The code doing the bridge between a BDD test and the ViewModel is as simple as this :
// Open a form to reference a new product ?
NewProductVM formVM = new NewProductVM();
// Emulate a user entry in the label and price fields ?
// (params will come from values set in GreenPepper page)
formVM.Label = param1;
formVM.Price = param2;
// Validate the entered value ?
if( formVM.CanSave() ) ...
// Emulate a click on the save button ?
formVM.SaveCommand.Execute()
Usually, such a SaveCommand implementation in the VM calls some service in the business layer, in turn deciding what to do : trigger another service, do some modification in Model objects and save them, or even check some condition and throw a business exception, etc...
Let’s have a look at the architecture in place to support this :
Today, our BDD test harness represent 170 GreenPepper pages, for a total of around 7'800 assertions.
The software has 20 KLOC (not counting XAML code), the GreenPepper fixtures represent 5 KLOC. This is undeniably an important part of the overall development effort.
BUT ... the value is huge !
98% of the total written pages of specification is executable. It is executed every day. Any regression is immediately detected. A deprecated specification or documentation is eliminated quickly. There are no misunderstanding on the specification : a test is either green or red.
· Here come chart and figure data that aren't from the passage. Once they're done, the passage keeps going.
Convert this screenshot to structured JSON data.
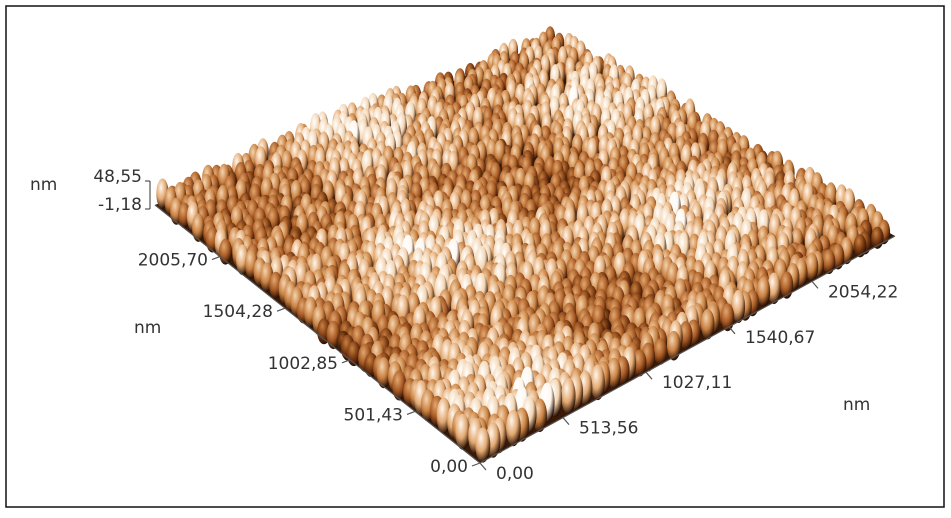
{
  "chart_data": {
    "type": "surface3d",
    "x_label": "nm",
    "y_label": "nm",
    "z_label": "nm",
    "xlim": [
      0,
      2567.78
    ],
    "xticks": [
      {
        "value": 0,
        "label": "0,00"
      },
      {
        "value": 513.56,
        "label": "513,56"
      },
      {
        "value": 1027.11,
        "label": "1027,11"
      },
      {
        "value": 1540.67,
        "label": "1540,67"
      },
      {
        "value": 2054.22,
        "label": "2054,22"
      }
    ],
    "ylim": [
      0,
      2507.13
    ],
    "yticks": [
      {
        "value": 0,
        "label": "0,00"
      },
      {
        "value": 501.43,
        "label": "501,43"
      },
      {
        "value": 1002.85,
        "label": "1002,85"
      },
      {
        "value": 1504.28,
        "label": "1504,28"
      },
      {
        "value": 2005.7,
        "label": "2005,70"
      }
    ],
    "zlim": [
      -1.18,
      48.55
    ],
    "zticks": [
      {
        "value": -1.18,
        "label": "-1,18"
      },
      {
        "value": 48.55,
        "label": "48,55"
      }
    ]
  }
}
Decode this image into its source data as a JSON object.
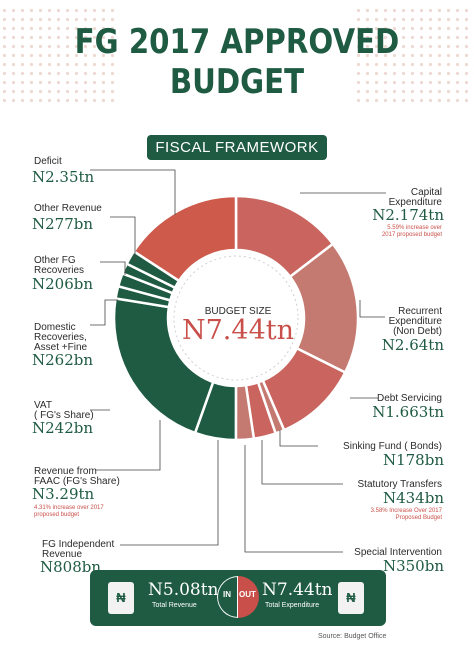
{
  "header": {
    "title": "FG 2017 APPROVED BUDGET",
    "subtitle": "FISCAL FRAMEWORK"
  },
  "center": {
    "label": "BUDGET SIZE",
    "value": "N7.44tn"
  },
  "chart_data": {
    "type": "pie",
    "title": "FG 2017 APPROVED BUDGET",
    "subtitle": "FISCAL FRAMEWORK",
    "slices": [
      {
        "label": "Capital Expenditure",
        "display": "N2.174tn",
        "value": 2174,
        "unit": "N bn",
        "group": "Total Expenditure",
        "note": "5.59% increase over 2017 proposed budget",
        "color": "#c9645e"
      },
      {
        "label": "Recurrent Expenditure (Non Debt)",
        "display": "N2.64tn",
        "value": 2640,
        "unit": "N bn",
        "group": "Total Expenditure",
        "color": "#c57a71"
      },
      {
        "label": "Debt Servicing",
        "display": "N1.663tn",
        "value": 1663,
        "unit": "N bn",
        "group": "Total Expenditure",
        "color": "#c9645e"
      },
      {
        "label": "Sinking Fund ( Bonds)",
        "display": "N178bn",
        "value": 178,
        "unit": "N bn",
        "group": "Total Expenditure",
        "color": "#c57a71"
      },
      {
        "label": "Statutory Transfers",
        "display": "N434bn",
        "value": 434,
        "unit": "N bn",
        "group": "Total Expenditure",
        "note": "3.58% Increase Over 2017 Proposed Budget",
        "color": "#c9645e"
      },
      {
        "label": "Special Intervention",
        "display": "N350bn",
        "value": 350,
        "unit": "N bn",
        "group": "Total Expenditure",
        "color": "#c57a71"
      },
      {
        "label": "FG Independent Revenue",
        "display": "N808bn",
        "value": 808,
        "unit": "N bn",
        "group": "Total Revenue",
        "color": "#1f5b43"
      },
      {
        "label": "Revenue from FAAC (FG's Share)",
        "display": "N3.29tn",
        "value": 3290,
        "unit": "N bn",
        "group": "Total Revenue",
        "note": "4.31% increase over 2017 proposed budget",
        "color": "#1f5b43"
      },
      {
        "label": "VAT ( FG's Share)",
        "display": "N242bn",
        "value": 242,
        "unit": "N bn",
        "group": "Total Revenue",
        "color": "#1f5b43"
      },
      {
        "label": "Domestic Recoveries, Asset +Fine",
        "display": "N262bn",
        "value": 262,
        "unit": "N bn",
        "group": "Total Revenue",
        "color": "#1f5b43"
      },
      {
        "label": "Other FG Recoveries",
        "display": "N206bn",
        "value": 206,
        "unit": "N bn",
        "group": "Total Revenue",
        "color": "#1f5b43"
      },
      {
        "label": "Other Revenue",
        "display": "N277bn",
        "value": 277,
        "unit": "N bn",
        "group": "Total Revenue",
        "color": "#1f5b43"
      },
      {
        "label": "Deficit",
        "display": "N2.35tn",
        "value": 2350,
        "unit": "N bn",
        "group": "Deficit",
        "color": "#cd5a4b"
      }
    ],
    "totals": {
      "revenue": {
        "value": "N5.08tn",
        "label": "Total Revenue"
      },
      "expenditure": {
        "value": "N7.44tn",
        "label": "Total Expenditure"
      },
      "budget_size": "N7.44tn"
    }
  },
  "labels": {
    "deficit": {
      "name": "Deficit",
      "value": "N2.35tn"
    },
    "other_revenue": {
      "name": "Other Revenue",
      "value": "N277bn"
    },
    "other_fg": {
      "name1": "Other FG",
      "name2": "Recoveries",
      "value": "N206bn"
    },
    "domestic": {
      "name1": "Domestic",
      "name2": "Recoveries,",
      "name3": "Asset +Fine",
      "value": "N262bn"
    },
    "vat": {
      "name1": "VAT",
      "name2": "( FG's Share)",
      "value": "N242bn"
    },
    "faac": {
      "name1": "Revenue from",
      "name2": "FAAC (FG's Share)",
      "value": "N3.29tn",
      "note1": "4.31% increase over 2017",
      "note2": "proposed budget"
    },
    "independent": {
      "name1": "FG Independent",
      "name2": "Revenue",
      "value": "N808bn"
    },
    "capital": {
      "name1": "Capital",
      "name2": "Expenditure",
      "value": "N2.174tn",
      "note1": "5.59% increase over",
      "note2": "2017 proposed budget"
    },
    "recurrent": {
      "name1": "Recurrent",
      "name2": "Expenditure",
      "name3": "(Non Debt)",
      "value": "N2.64tn"
    },
    "debt": {
      "name": "Debt Servicing",
      "value": "N1.663tn"
    },
    "sinking": {
      "name": "Sinking Fund ( Bonds)",
      "value": "N178bn"
    },
    "statutory": {
      "name": "Statutory Transfers",
      "value": "N434bn",
      "note1": "3.58% Increase Over 2017",
      "note2": "Proposed Budget"
    },
    "special": {
      "name": "Special Intervention",
      "value": "N350bn"
    }
  },
  "footer": {
    "revenue_value": "N5.08tn",
    "revenue_label": "Total Revenue",
    "expenditure_value": "N7.44tn",
    "expenditure_label": "Total Expenditure",
    "in_label": "IN",
    "out_label": "OUT",
    "bag_symbol": "₦"
  },
  "source": "Source: Budget Office"
}
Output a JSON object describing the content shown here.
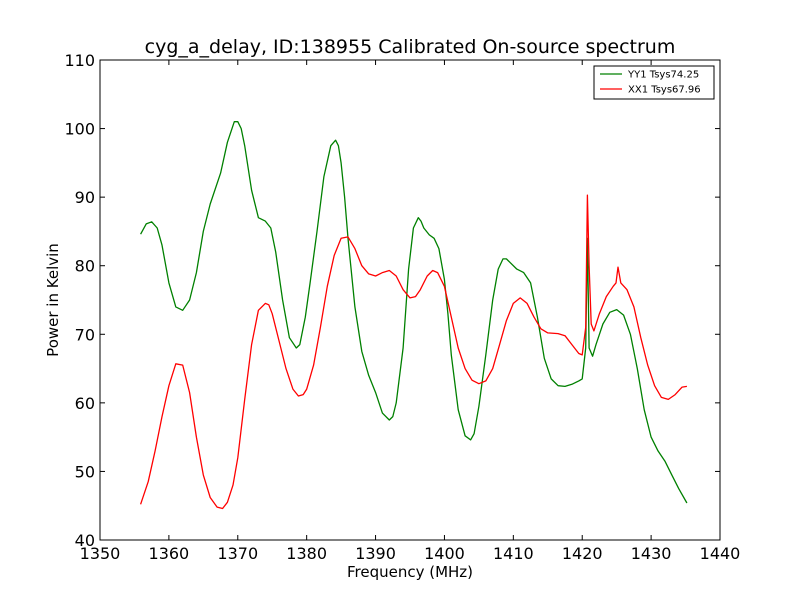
{
  "chart_data": {
    "type": "line",
    "title": "cyg_a_delay, ID:138955 Calibrated On-source spectrum",
    "xlabel": "Frequency (MHz)",
    "ylabel": "Power in Kelvin",
    "xlim": [
      1350,
      1440
    ],
    "ylim": [
      40,
      110
    ],
    "xticks": [
      1350,
      1360,
      1370,
      1380,
      1390,
      1400,
      1410,
      1420,
      1430,
      1440
    ],
    "yticks": [
      40,
      50,
      60,
      70,
      80,
      90,
      100,
      110
    ],
    "grid": false,
    "legend_position": "top-right",
    "series": [
      {
        "name": "YY1 Tsys74.25",
        "color": "#008000",
        "x": [
          1355.9,
          1356.7,
          1357.5,
          1358.3,
          1359.0,
          1360.0,
          1361.0,
          1362.0,
          1363.0,
          1364.0,
          1365.0,
          1366.0,
          1367.5,
          1368.5,
          1369.5,
          1370.0,
          1370.5,
          1371.0,
          1372.0,
          1373.0,
          1374.0,
          1374.8,
          1375.5,
          1376.5,
          1377.5,
          1378.5,
          1379.0,
          1379.8,
          1380.5,
          1381.5,
          1382.5,
          1383.5,
          1384.2,
          1384.6,
          1385.0,
          1385.5,
          1386.0,
          1387.0,
          1388.0,
          1389.0,
          1390.0,
          1391.0,
          1392.0,
          1392.5,
          1393.0,
          1394.0,
          1394.8,
          1395.5,
          1396.2,
          1396.6,
          1397.0,
          1397.8,
          1398.5,
          1399.2,
          1400.0,
          1400.5,
          1401.0,
          1402.0,
          1403.0,
          1403.8,
          1404.3,
          1405.0,
          1406.0,
          1407.0,
          1407.8,
          1408.5,
          1409.0,
          1409.5,
          1410.5,
          1411.5,
          1412.5,
          1413.5,
          1414.5,
          1415.5,
          1416.5,
          1417.5,
          1418.5,
          1419.5,
          1420.0,
          1420.5,
          1420.75,
          1421.0,
          1421.5,
          1422.0,
          1423.0,
          1424.0,
          1425.0,
          1426.0,
          1427.0,
          1428.0,
          1429.0,
          1430.0,
          1431.0,
          1432.0,
          1433.0,
          1434.0,
          1435.2
        ],
        "y": [
          84.6,
          86.1,
          86.4,
          85.5,
          83.0,
          77.5,
          74.0,
          73.5,
          75.0,
          79.0,
          85.0,
          89.0,
          93.5,
          98.0,
          101.0,
          101.0,
          100.0,
          97.5,
          91.0,
          87.0,
          86.5,
          85.5,
          82.0,
          75.0,
          69.5,
          68.0,
          68.5,
          72.5,
          77.5,
          85.0,
          93.0,
          97.5,
          98.3,
          97.5,
          95.0,
          90.0,
          84.0,
          74.0,
          67.5,
          64.0,
          61.5,
          58.5,
          57.5,
          58.0,
          60.0,
          68.0,
          79.5,
          85.5,
          87.0,
          86.5,
          85.5,
          84.5,
          84.0,
          82.5,
          78.0,
          73.0,
          67.0,
          59.0,
          55.2,
          54.6,
          55.5,
          59.5,
          67.0,
          75.0,
          79.5,
          81.0,
          81.0,
          80.5,
          79.5,
          79.0,
          77.5,
          72.5,
          66.5,
          63.5,
          62.5,
          62.4,
          62.7,
          63.2,
          63.5,
          68.0,
          84.0,
          68.0,
          66.8,
          68.5,
          71.5,
          73.2,
          73.6,
          72.8,
          70.0,
          65.0,
          59.0,
          55.0,
          53.0,
          51.5,
          49.5,
          47.5,
          45.4
        ]
      },
      {
        "name": "XX1 Tsys67.96",
        "color": "#ff0000",
        "x": [
          1355.9,
          1357.0,
          1358.0,
          1359.0,
          1360.0,
          1361.0,
          1362.0,
          1363.0,
          1364.0,
          1365.0,
          1366.0,
          1367.0,
          1367.8,
          1368.5,
          1369.3,
          1370.0,
          1371.0,
          1372.0,
          1373.0,
          1374.0,
          1374.5,
          1375.0,
          1376.0,
          1377.0,
          1378.0,
          1378.8,
          1379.5,
          1380.0,
          1381.0,
          1382.0,
          1383.0,
          1384.0,
          1385.0,
          1386.0,
          1387.0,
          1388.0,
          1389.0,
          1390.0,
          1391.0,
          1392.0,
          1393.0,
          1394.0,
          1395.0,
          1395.8,
          1396.5,
          1397.5,
          1398.3,
          1399.0,
          1400.0,
          1401.0,
          1402.0,
          1403.0,
          1404.0,
          1405.0,
          1406.0,
          1407.0,
          1408.0,
          1409.0,
          1410.0,
          1411.0,
          1412.0,
          1413.0,
          1414.0,
          1415.0,
          1416.5,
          1417.5,
          1418.5,
          1419.5,
          1420.0,
          1420.5,
          1420.75,
          1421.0,
          1421.3,
          1421.7,
          1422.5,
          1423.5,
          1424.5,
          1424.9,
          1425.2,
          1425.6,
          1426.5,
          1427.5,
          1428.5,
          1429.5,
          1430.5,
          1431.5,
          1432.5,
          1433.5,
          1434.5,
          1435.2
        ],
        "y": [
          45.2,
          48.5,
          53.0,
          58.0,
          62.5,
          65.7,
          65.5,
          61.5,
          55.0,
          49.5,
          46.2,
          44.8,
          44.6,
          45.5,
          48.0,
          52.0,
          60.5,
          68.5,
          73.5,
          74.5,
          74.3,
          73.0,
          69.0,
          65.0,
          62.0,
          61.0,
          61.2,
          62.0,
          65.5,
          71.0,
          77.0,
          81.5,
          84.0,
          84.2,
          82.5,
          80.0,
          78.8,
          78.5,
          79.0,
          79.3,
          78.5,
          76.5,
          75.3,
          75.5,
          76.5,
          78.5,
          79.3,
          79.0,
          77.0,
          72.5,
          68.0,
          65.0,
          63.3,
          62.8,
          63.2,
          65.0,
          68.5,
          72.0,
          74.5,
          75.3,
          74.5,
          72.5,
          70.8,
          70.2,
          70.1,
          69.8,
          68.5,
          67.2,
          67.0,
          71.0,
          90.3,
          80.0,
          71.5,
          70.5,
          73.0,
          75.5,
          77.0,
          77.5,
          79.8,
          77.5,
          76.5,
          74.0,
          69.5,
          65.5,
          62.5,
          60.8,
          60.5,
          61.2,
          62.3,
          62.4
        ]
      }
    ]
  }
}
This BDD test harness comes in addition to the usual unit tests, and it completes it well. Actually, we notice that writing unit tests on the ViewModel layer is often painful, needs a lot of mocks (doing the same job than underlying services) and boilerplate code. Instead, GreenPepper tests plugged at the ViewModel layer allows a very good test coverage. And it's very reassuring when time for large refactorings comes.
As said beforehand, the business context also induces a very high risk of regression... and, indeed, we have regressions. Every week. But it's quickly detected, corrected, and the software quality is definitely kept under control.
These 20 KLOC of software are shipped today to users for a Beta phase. And we are confident.